The ultimate DIY computer project
Some people like to build their own computers. A smaller number like to modify them to boost the speed of the processor and make them more powerful.
Then there is an elite for whom building a modern PC is mere tinkering. Instead, they opt for the much more difficult task of building their own microprocessor from individual components.
They make it easier for themselves by emulating the relatively low-powered processors found in the first personal computers.
That's a sensible step given that the microprocessors inside a contemporary PC have millions, if not billions, of transistors on board. Wiring or soldering those would take several lifetimes.
But that takes nothing away from the complexity of building a processor from parts. Even a simple one can take months, often years, to put together.
One of the first to do a DIY processor was Bill Buzbee who made one from TTL logical chips, 74 of them in all.
Before microprocessors were invented, early computers used scores, sometimes hundreds of simple integrated circuits wired together to create a central processing unit. Such systems are known as Transistor to Transistor Logic (TTL)
"Back in the 70s when I first got involved in computers and electronics, TTL chips were what people used, so that's what I turned to," said Mr Buzbee.
Despite starting his working life as a journalist, he became a programmer and embarked on the task to firm up his knowledge of how hardware worked.
"It started out to be a very small project and it grew to something much more elaborate," he said.
Help and advice came from the many people who found his project blog, a journal he used to organise his thoughts about how to build the processor and incorporate that into a working computer.
"I have had a lot of help, most of it unsolicited, from electrical engineers," he said.
Some of the parts for what would become Magic-1 were bought specifically for the job. But, true to the DIY philosophy, many others were lying around in Mr Buzbee's home.
Using store-bought and found components, the design for the machine evolved organically.
"It's not so much that I designed the computer and got the parts for that," he said. "I designed around what parts I had."
As it turned out, building the processor and its associated hardware was just part of the challenge. The novel machine needed feeding with software, including a compiler and assembler, if it was to do anything useful.
"The biggest part of the job by far was all the software," he said. "The vast majority of the time was doing that."
Was it time well spent?
"I learned a fantastic amount," he said, "I came into it with a reasonably good knowledge, but this opened up a lot of areas that I did not have much exposure to."

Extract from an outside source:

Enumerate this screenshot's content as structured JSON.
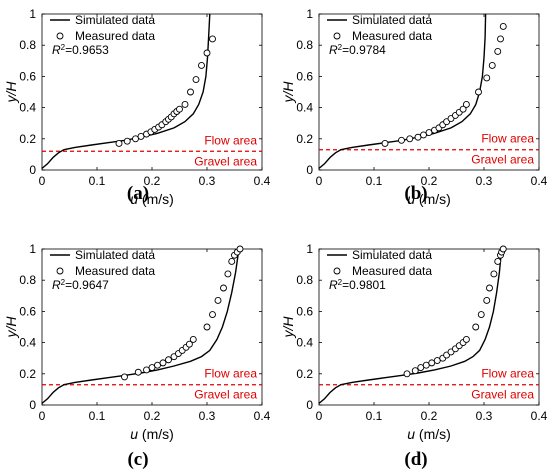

Mr Buzbee had the foresight to video the first working test of Magic-1 and his exclamation of "Outstanding!" as the machine does what it is supposed to sums up the project and its results.
The trail blazed by Mr Buzbee has been followed by many others.
Computer scientist Dr Harry Porter built his 8-bit machine from relays - electronic switches that are even simpler than the transistors used in Magic-1. Despite this, the machine has all the bits you would expect to find in a smaller processor.
Relays are also a good deal bigger than transistors so the Relay Computer occupies four large wooden cabinets and makes a rhythmic clickety-clack racket when its 8-bit might is being used to crunch numbers.
One of the most recent homebrew CPUs is the Big Mess o'Wires (BMOW) made by Steve Chamberlin from a whole lot of logic chips. Like many of the other DIY processor folks, he started small but. Over time, the design and his ambitions for it grew.
"My goal was only to tinker around with digital electronics projects of the sort I remembered fondly from university days," he said, adding that he expected that once it was built he would program and play with it via a terminal window connection to a modern PC.
"After I got the basics working, though, I kept revising my goals and adding more and more external systems," he said.
The finished BMOW has a keyboard, VGA video, audio and is programmed using Basic.
"BMOW grew into a stand-alone computer system, independent of any PC, and roughly similar in capabilities to 8-bit computers of the early 1980s," he told the BBC.
The journey from bits to finished computer taught him a huge amount about how computers work and the challenges that faced those early computer makers.
"I feel I have a much better appreciation for what it must have been like when Steve Wozniak designed the original Apple, or other homebrew systems of the day," he said.